Hong Kong, 1939. It’s December, and I’m born the fifth child of my parents, after two girls and two boys. One of my brothers will die young. But after his death, no one speaks of him any longer. My children will not know anything about him—except that he once existed and died at a tragic adolescent age while in military service for China. I am still a child. My name is Sook-Yi.

My family is rich. We have everything we want. We have servants. We live in a big house that overlooks Happy Valley Racetrack in Hong Kong. Hong Kong is now a colony of the British Empire. China lost the war. Our island was the booty. So it is the British, the gui-lo (“white devils”), who rule us. My father (whose large jowls make his future grandchildren describe him as a frog) is in the legal profession. He was a lawyer, but Chinese are no longer allowed to be lawyers, so he works as a translator for the British lawyers—bridging the culture and language gap of the two sides. It is a wide gap. My father’s position is very powerful. They depend on him. He is respected. So we do not feel the oppressiveness of the British like the other Chinese do.
My father travels all over the world for business, even to America. He brings back the latest technology to us. We, the Laus, are the first family in Hong Kong to own a vacuum cleaner! It is a marvel. My sisters and I are dropped off at school in a chauffeured automobile. It is a foreign-brand car. Everyone at school looks at us when we arrive at the gates. We hold our heads high but we are not snobby.
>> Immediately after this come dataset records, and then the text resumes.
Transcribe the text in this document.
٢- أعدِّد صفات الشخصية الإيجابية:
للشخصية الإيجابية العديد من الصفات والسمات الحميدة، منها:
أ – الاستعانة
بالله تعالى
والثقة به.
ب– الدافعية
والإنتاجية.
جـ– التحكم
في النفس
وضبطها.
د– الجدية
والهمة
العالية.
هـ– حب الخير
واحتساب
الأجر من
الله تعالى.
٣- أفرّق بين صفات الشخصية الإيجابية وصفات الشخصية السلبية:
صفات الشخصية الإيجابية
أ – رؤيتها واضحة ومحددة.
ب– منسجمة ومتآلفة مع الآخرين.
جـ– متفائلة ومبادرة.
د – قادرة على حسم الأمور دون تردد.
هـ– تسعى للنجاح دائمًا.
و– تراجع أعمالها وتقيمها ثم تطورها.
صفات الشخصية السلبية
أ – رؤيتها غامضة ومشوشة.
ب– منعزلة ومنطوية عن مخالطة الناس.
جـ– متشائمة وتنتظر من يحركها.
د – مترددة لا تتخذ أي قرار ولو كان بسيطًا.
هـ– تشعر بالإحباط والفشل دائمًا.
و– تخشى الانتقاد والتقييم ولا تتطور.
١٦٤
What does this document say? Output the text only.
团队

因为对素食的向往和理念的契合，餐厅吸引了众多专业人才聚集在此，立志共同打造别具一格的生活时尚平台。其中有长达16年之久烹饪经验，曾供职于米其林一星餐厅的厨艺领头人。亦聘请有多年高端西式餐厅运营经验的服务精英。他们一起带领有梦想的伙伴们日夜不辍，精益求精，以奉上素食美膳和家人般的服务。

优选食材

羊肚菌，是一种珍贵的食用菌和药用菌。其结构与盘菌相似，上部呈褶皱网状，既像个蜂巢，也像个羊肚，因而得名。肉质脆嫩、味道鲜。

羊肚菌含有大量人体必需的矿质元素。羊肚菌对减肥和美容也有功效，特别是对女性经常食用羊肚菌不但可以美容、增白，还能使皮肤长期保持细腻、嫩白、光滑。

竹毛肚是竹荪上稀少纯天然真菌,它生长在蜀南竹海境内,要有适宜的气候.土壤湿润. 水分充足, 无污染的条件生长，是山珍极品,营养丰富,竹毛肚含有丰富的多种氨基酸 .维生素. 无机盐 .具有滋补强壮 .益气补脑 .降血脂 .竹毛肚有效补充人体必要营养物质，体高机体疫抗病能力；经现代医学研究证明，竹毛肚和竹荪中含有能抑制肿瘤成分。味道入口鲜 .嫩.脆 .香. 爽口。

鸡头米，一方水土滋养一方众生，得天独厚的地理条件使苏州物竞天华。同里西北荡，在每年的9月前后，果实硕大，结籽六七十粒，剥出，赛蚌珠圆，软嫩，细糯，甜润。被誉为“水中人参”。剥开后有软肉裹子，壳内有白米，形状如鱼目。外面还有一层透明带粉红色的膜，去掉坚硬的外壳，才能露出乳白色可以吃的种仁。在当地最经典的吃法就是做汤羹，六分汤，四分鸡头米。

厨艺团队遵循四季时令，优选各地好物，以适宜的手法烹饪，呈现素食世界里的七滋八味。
My mother is very religious and she comes from a humble background. She will not let us get proud. My mother and my father were married through a matchmaker. You see, my father’s family did not want their own to marry the kind of good-for-nothing girls my father liked. His mother thought them gold diggers, or lazy. Vain creatures. So she found my mother. My mother is a hard working woman. She is pious. Yes, she is older than my father, and, yes, she is of a different class, but she is trustworthy. Once my father’s mother gave her approval, the match was made. The wedding was held at our home and my mother has given my father five children so far. My youngest sister is still in her belly.

We have a happy family, although my mother does not like to dress up for all the fancy occasions my father loves. She does not like parties, or make up, or booze. My father loves all that. He especially loves to dance and to gamble. They, my two eldest sisters and my parents, watch the horse races every weekend. My father owns a racehorse and has a special box seat to watch. He never wins money, only loses, but it is worth the amusement. I am still too little, so I can only watch from the windows of our house, in my pajamas, with my brother.

I am a good girl at school. One of the popular girls. I am polite and do not cause trouble, not like my younger sister, the mischief-maker. She has just been born and is already giving my mother a heartache. She is a daddy’s girl. She will be sent to Australia when we reach high school, and there she will become pregnant and have to get an illegal abortion. But now we are still young girls, just children, and we think only of weekends on the beach with our cousins. Big Cantonese feasts at the seafood restaurant on the river. We have a house that we go to on the weekends. My father joins us. We all laugh, and play, and my father showers us with gifts, clothes, toys, food. We are happy. Very happy. I love my father.

Running along the beach. My feet drag in the sand. It is slow. The waves crash into my ankles, dragging up seaweed and other ocean debris to shore. My cousins are faster than me. They run ahead. I can’t catch up. Something washes up. It is big and bloated and ugly. A horrible waxy color. It smells. My cousins have stopped running. They look. I look. It is a man.

When I am 15, my father will leave us. He will pretend not to leave us but he will. My father will meet a woman, a dancing girl who works at a Shanghai nightclub. My father travels so much on business, he is all over China and the whole world all the time. He meets this woman who loves make up and dancing and is much younger than my older mother. He does not tell anyone at first. But the servants begin to talk. They know where he spends his time. The chauffeur, who is loyal to my mother, will tell her the truth. She will confront my father. He is caught.